Consider the following deadlock-detection algorithm. When transaction T_i, at site S₁, requests a resource from T_j, at site S₃, a request message with time-stamp n is sent. The edge (T_i, T_j, n) is inserted in the local wait-for graph of S₁. The edge (T_i, T_j, n) is inserted in the local wait-for graph of S₃ only if T_j has received the request message and cannot immediately grant the requested resource. A request from T_i to T_j in the same site is handled in the usual manner; no timestamps are associated with the edge (T_i, T_j). A central coordinator invokes the detection algorithm by sending an initiating message to each site in the system.

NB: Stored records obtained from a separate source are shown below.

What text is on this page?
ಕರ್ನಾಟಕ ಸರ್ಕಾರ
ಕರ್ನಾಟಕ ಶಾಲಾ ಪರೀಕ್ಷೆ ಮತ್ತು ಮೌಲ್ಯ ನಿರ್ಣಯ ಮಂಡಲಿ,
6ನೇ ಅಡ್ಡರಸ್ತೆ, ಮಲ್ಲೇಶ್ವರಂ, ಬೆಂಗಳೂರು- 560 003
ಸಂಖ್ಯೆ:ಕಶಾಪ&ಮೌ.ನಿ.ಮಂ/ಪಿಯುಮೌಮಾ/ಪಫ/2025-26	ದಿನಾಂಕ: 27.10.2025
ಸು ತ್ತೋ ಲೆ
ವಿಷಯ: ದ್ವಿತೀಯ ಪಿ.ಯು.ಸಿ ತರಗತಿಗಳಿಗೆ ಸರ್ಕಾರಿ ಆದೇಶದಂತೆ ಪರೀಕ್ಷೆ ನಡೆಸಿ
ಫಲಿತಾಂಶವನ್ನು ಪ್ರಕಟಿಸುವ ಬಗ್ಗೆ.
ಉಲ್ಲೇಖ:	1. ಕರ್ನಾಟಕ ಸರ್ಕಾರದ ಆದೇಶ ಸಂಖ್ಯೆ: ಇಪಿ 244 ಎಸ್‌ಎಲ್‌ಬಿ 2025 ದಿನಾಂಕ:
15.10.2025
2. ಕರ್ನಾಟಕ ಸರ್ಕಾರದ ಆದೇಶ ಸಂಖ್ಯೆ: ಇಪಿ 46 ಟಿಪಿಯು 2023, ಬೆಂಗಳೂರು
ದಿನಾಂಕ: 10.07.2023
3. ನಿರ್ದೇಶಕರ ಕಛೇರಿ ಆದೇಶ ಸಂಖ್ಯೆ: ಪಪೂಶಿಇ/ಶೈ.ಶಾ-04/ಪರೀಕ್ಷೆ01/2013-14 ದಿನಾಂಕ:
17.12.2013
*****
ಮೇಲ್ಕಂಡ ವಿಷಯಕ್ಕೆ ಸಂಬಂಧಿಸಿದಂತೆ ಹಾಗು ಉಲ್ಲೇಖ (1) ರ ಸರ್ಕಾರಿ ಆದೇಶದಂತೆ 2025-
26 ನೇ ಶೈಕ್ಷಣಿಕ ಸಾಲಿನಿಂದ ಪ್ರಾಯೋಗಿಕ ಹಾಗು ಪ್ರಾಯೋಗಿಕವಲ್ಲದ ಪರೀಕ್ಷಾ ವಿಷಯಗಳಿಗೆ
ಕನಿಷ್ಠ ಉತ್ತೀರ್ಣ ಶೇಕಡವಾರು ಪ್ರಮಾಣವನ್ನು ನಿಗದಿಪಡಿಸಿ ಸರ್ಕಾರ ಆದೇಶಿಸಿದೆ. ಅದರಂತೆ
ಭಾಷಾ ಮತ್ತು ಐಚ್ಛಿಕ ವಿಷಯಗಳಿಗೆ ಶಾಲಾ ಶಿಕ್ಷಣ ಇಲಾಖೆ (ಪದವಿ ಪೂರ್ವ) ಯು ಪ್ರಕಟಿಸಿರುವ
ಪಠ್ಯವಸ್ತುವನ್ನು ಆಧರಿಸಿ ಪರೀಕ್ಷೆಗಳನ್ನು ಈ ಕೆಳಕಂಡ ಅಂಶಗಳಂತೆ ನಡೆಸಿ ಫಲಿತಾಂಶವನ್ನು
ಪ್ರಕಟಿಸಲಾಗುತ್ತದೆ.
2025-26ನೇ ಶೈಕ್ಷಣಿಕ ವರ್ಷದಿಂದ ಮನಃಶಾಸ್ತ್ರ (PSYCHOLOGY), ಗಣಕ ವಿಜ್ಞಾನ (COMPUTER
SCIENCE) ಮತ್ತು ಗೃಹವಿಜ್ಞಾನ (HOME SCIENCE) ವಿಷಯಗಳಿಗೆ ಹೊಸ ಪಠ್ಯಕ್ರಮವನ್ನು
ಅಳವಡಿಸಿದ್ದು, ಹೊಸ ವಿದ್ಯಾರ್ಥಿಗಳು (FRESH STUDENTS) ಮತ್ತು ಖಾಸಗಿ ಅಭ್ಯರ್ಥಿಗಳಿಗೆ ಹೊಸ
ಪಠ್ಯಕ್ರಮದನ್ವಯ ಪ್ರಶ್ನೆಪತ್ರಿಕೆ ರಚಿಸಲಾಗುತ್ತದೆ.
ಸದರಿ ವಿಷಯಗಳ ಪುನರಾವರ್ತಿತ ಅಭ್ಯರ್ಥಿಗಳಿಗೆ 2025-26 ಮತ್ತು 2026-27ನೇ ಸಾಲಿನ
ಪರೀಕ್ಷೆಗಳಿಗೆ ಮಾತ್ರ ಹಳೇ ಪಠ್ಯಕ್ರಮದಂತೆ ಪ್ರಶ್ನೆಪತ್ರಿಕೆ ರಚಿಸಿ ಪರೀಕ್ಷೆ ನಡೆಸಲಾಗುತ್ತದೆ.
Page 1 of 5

On receiving this message, a site sends its local wait-for graph to the coordinator. Note that such a graph contains all the local information that the site has about the state of the real graph. The wait-for graph reflects an instantaneous state of the site, but it is not synchronized with respect to any other site. When the controller has received a reply from each site, it constructs a graph as follows:
• The graph contains a vertex for every transaction in the system.
• The graph has an edge (T_i, T_j) if and only if:
° There is an edge (T_i, T_j) in one of the wait-for graphs.
° An edge (T_i, T_j, n) (for some n) appears in more than one wait-for graph.
Show that, if there is a cycle in the constructed graph, then the system is in a deadlock state, and that, if there is no cycle in the constructed graph, then the system was not in a deadlock state when the execution of the algorithm began.